Das Text-Element enthält schließlich den eigentlichen Märchentext. Dieser ist auf die verschiedenen Szenen – repräsentiert durch Szene-Elemente – aufgeteilt, welche wiederum die verschiedenen Dialogakte (Dialog-Elemente) enthalten:

4: Struktur des Text- und Szene-Elemente (Beispiel).

...
Ach, du bist’s, alter Wasserpatscher,
...

Beim Entwurf des XML-Schemas wurde besonders Wert auf Übersichtlichkeit und Leserlichkeit gelegt. Trotz der Vielzahl der kodierten Informationen sind die resultierenden XML-Dateien daher vergleichsweise kompakt; so besteht die XML-Repräsentation des (vergleichsweise langen) Märchens „
Hänsel und Gretel“ bspw. nur aus 226 Zeilen.

Diese XML Repräsentation basiert auf und erweitert das Annotation Schema, das in (Scheidel & Declerck, 2010) beschrieben wird.

Python-Repräsentation
Auf der Grundlage der oben beschriebenen XML-Struktur kann eine Python-Klassenstruktur aufgebaut werden, die ein Märchen sowie seine einzelnen Teile als Python-Objekte repräsentiert.
Neben einer Oberklasse Tale gibt es für jeden der oben beschriebenen Teile eine eigene Python-Klasse, d. h. die Klassen Location, Character, Scene und Dialogue. (Insgesamt bestehen die Dateien zur Märchen-Repräsentation aus 288 Zeilen Code.) Jede Klasse enthält dabei als Attribute die oben beschriebenen Eigenschaften, wobei diese auch Verweise auf andere Elemente darstellen können.

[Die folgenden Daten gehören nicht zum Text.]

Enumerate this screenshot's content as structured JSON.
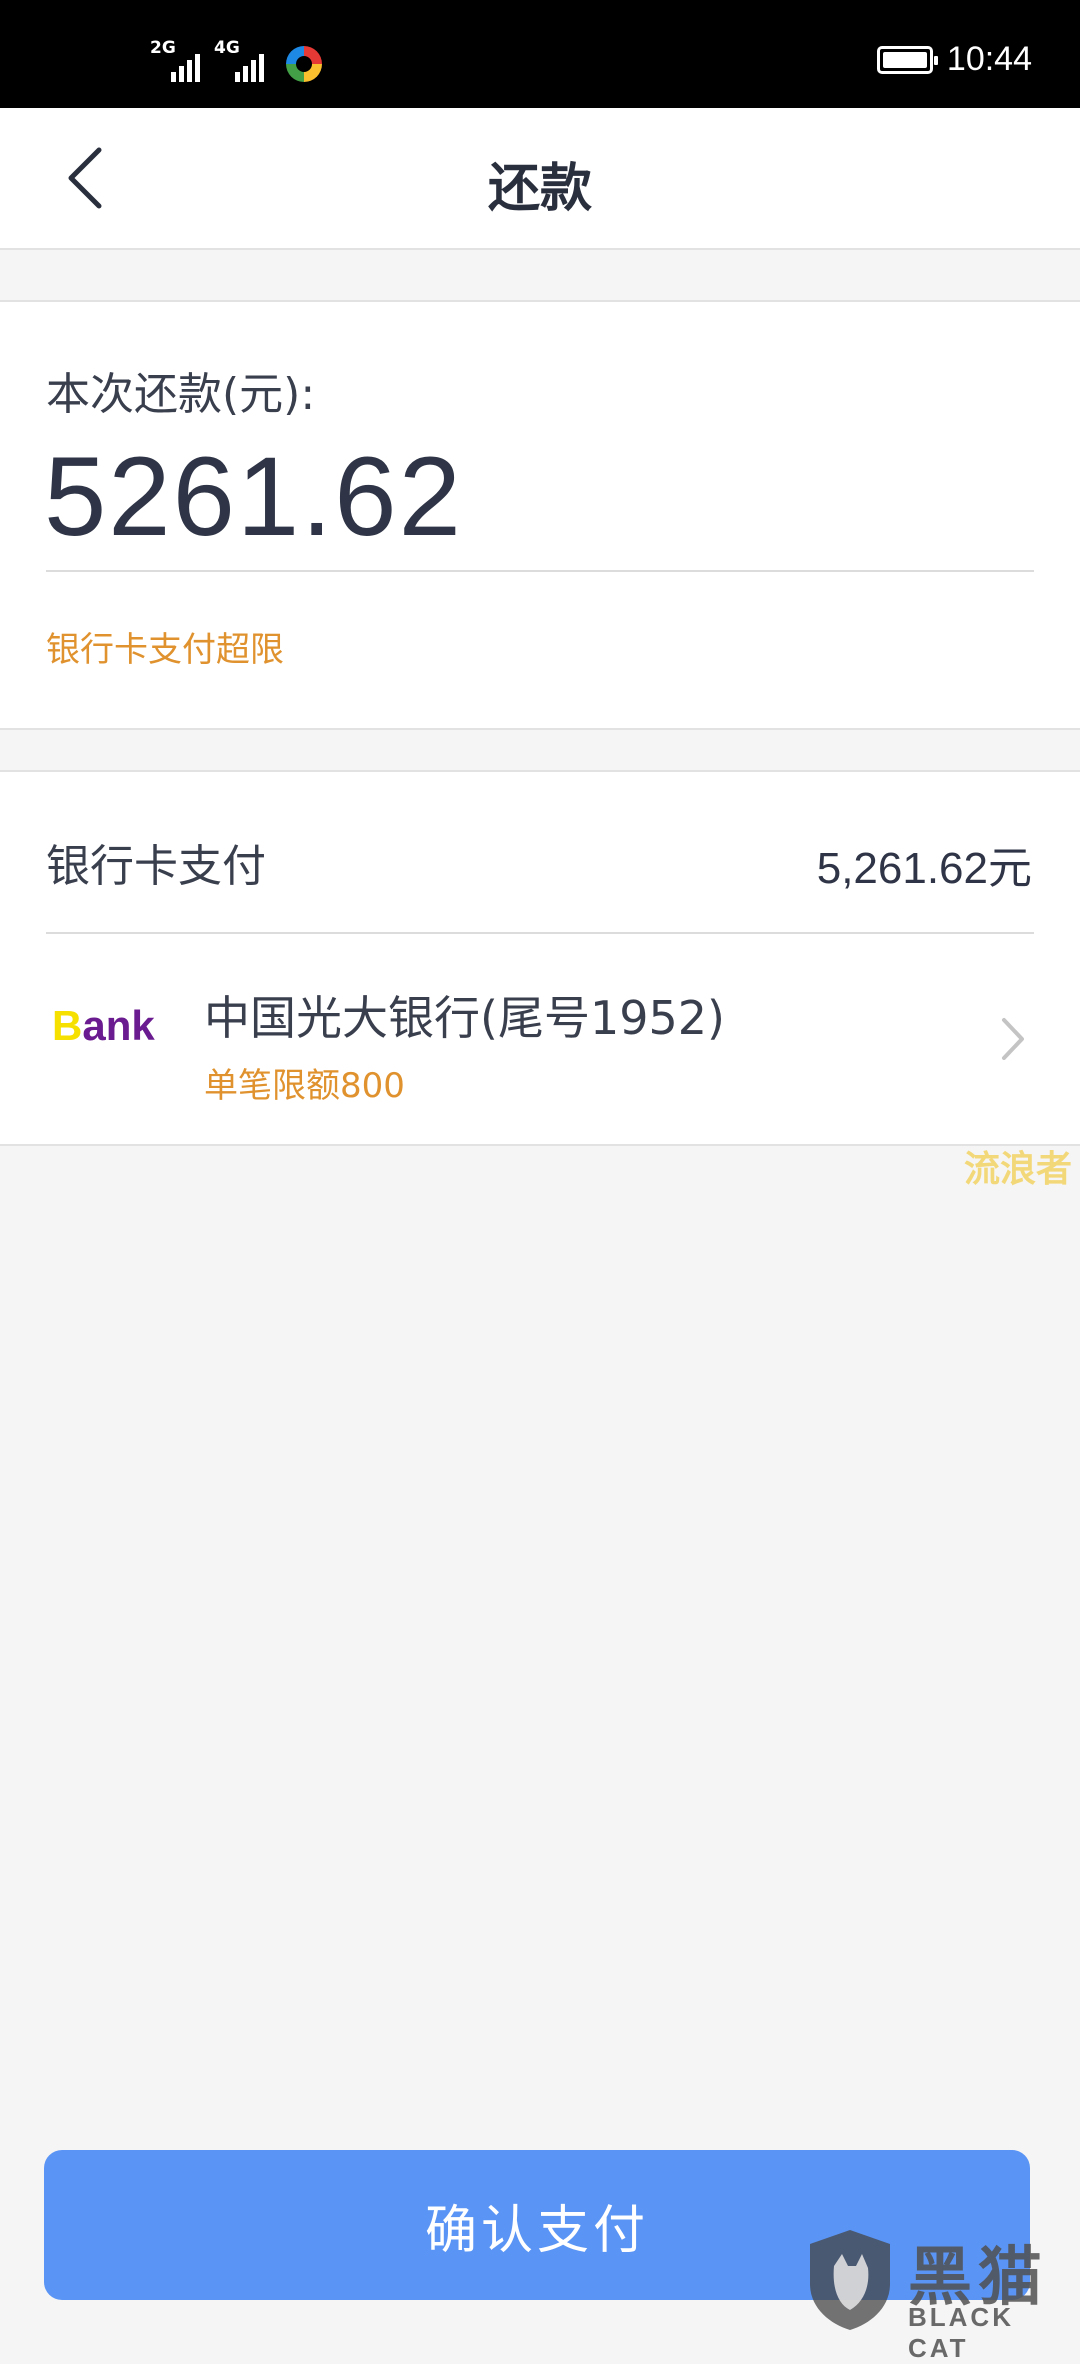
{
  "status_bar": {
    "signal_1_label": "2G",
    "signal_2_label": "4G",
    "time": "10:44"
  },
  "nav": {
    "title": "还款",
    "back_icon": "chevron-left-icon"
  },
  "amount": {
    "label": "本次还款(元):",
    "value": "5261.62",
    "warning": "银行卡支付超限"
  },
  "payment": {
    "method_label": "银行卡支付",
    "method_amount": "5,261.62元",
    "card": {
      "logo_text_first": "B",
      "logo_text_rest": "ank",
      "name": "中国光大银行(尾号1952)",
      "limit": "单笔限额800"
    }
  },
  "watermark": {
    "text": "流浪者"
  },
  "confirm": {
    "label": "确认支付"
  },
  "brand_watermark": {
    "cn": "黑猫",
    "en": "BLACK CAT"
  },
  "colors": {
    "accent_blue": "#5a95f5",
    "warning_orange": "#e0922e",
    "text_dark": "#2f3546"
  }
}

So verweisen bspw. Dialogue-Objekte auf die Character-Objekte von Sprecher und Empfängern. Der Python-Code dient als Interface für drei Anwendungen. Erstens können Märchen aus bestehenden XML-Dateien eingelesen werden; zweitens können XML-Dateien anhand einer anderweitig (z. B. durch automatische Klassifizierung) erzeugten Python-Märchenstruktur generiert werden; und drittens kann anderer Python-Code auf die Märchen-Information zugreifen, was die Grundlage für Anwendungen wie Text-to-Speech oder Visualisierung bildet. Sowohl die XML Kodierung als auch die Python Objekte interagieren mit einer Märchen-Ontologie interagieren, die eine Erweiterung der in (Koleva et al., 2012) beschriebenen Ontologie ist.
Somit haben wir eine formale Repräsentation von Märchen, die in verschiedenen Anwendungen zum Tragen kommen kann.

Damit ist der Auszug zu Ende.